Ich nach es ausgiebig und regelmäßig und Vodafone hat sich bei mir noch nicht gemeldet dass ich das lassen soll. Also da fällt nix auf.


----------



## Rohh (11. Mai 2015)

*AW: Suche! Viel Datenvolumen für wenig Geld*

@Rambonie13 Sucht man bei google "Congstar LTE" wird man aufgeklärt, dass es anscheinend möglich war sich mit Congstar im LTE-Netz der Telekom zu bewegen.
Dazu musste der Vertrag oder die Prepaidkarte schon vor 4-5 Monaten abgeschlossen oder gekauft worden sein.
Lauten einigen Kommentaren kam ich zum Schluss, dass es nicht mehr möglich ist bei neuen Congstartarifen LTE zu nutzen.
Wäre natürlich perfekt!

@Sandy Brige Sparer Habe mich schon erkundigt wie gut das Netz von E-Plus und O2 bei uns verfügbar ist, die Antwort: Totales Funkloch bei mir Zuhause, null Empfang

@Cinnayum Jetz wäre es natürlich super wenn jemand mit den  Data Comfort S Friends von Telekom auf diese Idee schon gekommen wäre und es getestet hätte.
Ausprobieren möchte ich es nämlich nicht, denn man muss sich 24 Monate binden.
Würde mich aber echt interessieren ob das möglich ist.


----------



## GusTarballs (11. Mai 2015)

*AW: Suche! Viel Datenvolumen für wenig Geld*

Hast du denn D2 bei dir mal getestet (insbesondere D2 LTE)? Ich frage, da die Einschränkung auf D1 die Sacher erheblich verteuert. Bis vor kurzem gab es sehr häufig Datentarife für unter 5 Euro / Monat (häufig D2, manchmal auch D1), zuletzt sind die Preise aber stark gestiegen. Am besten schaust du mal im telefon treff rein: 
Werbeforum Telekommunikation - Telefon-Treff

Alternativ auch hier mal schauen:
Die besten Handytarife zum Wochenende in der Übersicht ? KW 19 - myDealZ.de

Da gibts beispielsweise gerade 6 gb D1 für effektiv 15 Euro / Monat aber ohne Telefonfunktion.


----------



## Soldat0815 (11. Mai 2015)

*AW: Suche! Viel Datenvolumen für wenig Geld*

Meine freundin hat seit diesen monat congstar smart s und hat auch lte.
also das mit kein lte bei congstar stimmt glaub ich nicht ganz.


----------



## Rohh (11. Mai 2015)

*AW: Suche! Viel Datenvolumen für wenig Geld*

@GusTarballs Habe den Empfang von D2 bei mir noch nie getestet, denn mir wurde schon immer D2 ausgeredet, vom Verkäufer im Laden undvon meinen Kumpels, die alle zu D1 wechselten.
Auf der Internetseite der Netzabdeckung des D2 Netzes ist deutlich zu erkennen, dass in besiedelten Gebieten der LTE-Empfang eingeschränkt ist.
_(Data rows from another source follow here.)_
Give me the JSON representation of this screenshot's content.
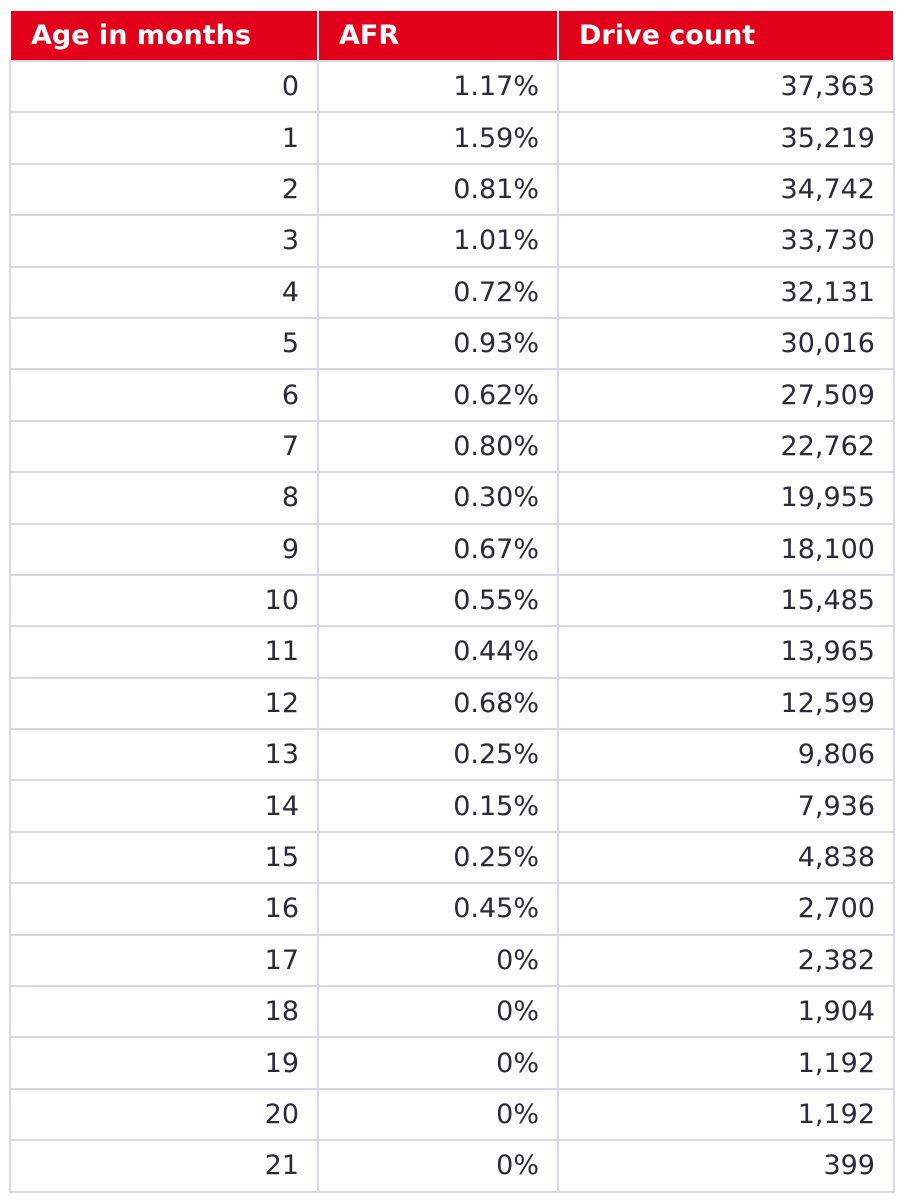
{
  "table": {
    "columns": [
      "Age in months",
      "AFR",
      "Drive count"
    ],
    "rows": [
      [
        "0",
        "1.17%",
        "37,363"
      ],
      [
        "1",
        "1.59%",
        "35,219"
      ],
      [
        "2",
        "0.81%",
        "34,742"
      ],
      [
        "3",
        "1.01%",
        "33,730"
      ],
      [
        "4",
        "0.72%",
        "32,131"
      ],
      [
        "5",
        "0.93%",
        "30,016"
      ],
      [
        "6",
        "0.62%",
        "27,509"
      ],
      [
        "7",
        "0.80%",
        "22,762"
      ],
      [
        "8",
        "0.30%",
        "19,955"
      ],
      [
        "9",
        "0.67%",
        "18,100"
      ],
      [
        "10",
        "0.55%",
        "15,485"
      ],
      [
        "11",
        "0.44%",
        "13,965"
      ],
      [
        "12",
        "0.68%",
        "12,599"
      ],
      [
        "13",
        "0.25%",
        "9,806"
      ],
      [
        "14",
        "0.15%",
        "7,936"
      ],
      [
        "15",
        "0.25%",
        "4,838"
      ],
      [
        "16",
        "0.45%",
        "2,700"
      ],
      [
        "17",
        "0%",
        "2,382"
      ],
      [
        "18",
        "0%",
        "1,904"
      ],
      [
        "19",
        "0%",
        "1,192"
      ],
      [
        "20",
        "0%",
        "1,192"
      ],
      [
        "21",
        "0%",
        "399"
      ]
    ]
  },
  "colors": {
    "header_background": "#e3001b",
    "header_text": "#ffffff",
    "cell_border": "#d8d8ec",
    "cell_text": "#2a2a3a"
  }
}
Von dem her denke ich nicht, dass sich D2 bei mir lohnen würde.

@Soldat0815 Vll sollte ich einfach mal einen Congstar Tarif ausprobieren, ohne Laufzeit natürlich, dann wirds sichs zeigen.
Bei deiner Freundin steht dann tatsächlich LTE über den Empfangsbalken, auf dem Bildschirm? Kanns mir irgendwie nicht vorstellen


----------



## Soldat0815 (12. Mai 2015)

*AW: Suche! Viel Datenvolumen für wenig Geld*

Wir haben beide keinen Vertrag beide prepaid. 
Ich hab ihn aber schon paar Jahre und wechsel regelmäßig den Tarif. 
Sie hat Congstar eben seit diesen Monat (Smart S Tarif) und ja bei ihrem Motog G lte zeigt es lte an.
Hab zwar auch zu ihr gesagt das es sein kann das sie kein lte hat, weils bei Neukunden abgestellt wurde, aber nein ihr MotoG bucht sich ins lte ein.[emoji106]


----------



## majinvegeta20 (12. Mai 2015)

*AW: Suche! Viel Datenvolumen für wenig Geld*

Telekom "Data Comfort Free" 
5gb Datenvolumen mit bis 300 mbit/s LTE.
Kosten? 0 Euro. [emoji14]
https://www.t-mobile.de/data-comfort-free/0,26298,28534-_,00.html

(Nach 2 Monaten ist die allerdings nicht mehr voll nutzbar und nach 6 Monaten  automatisch deaktiviert. ^^ )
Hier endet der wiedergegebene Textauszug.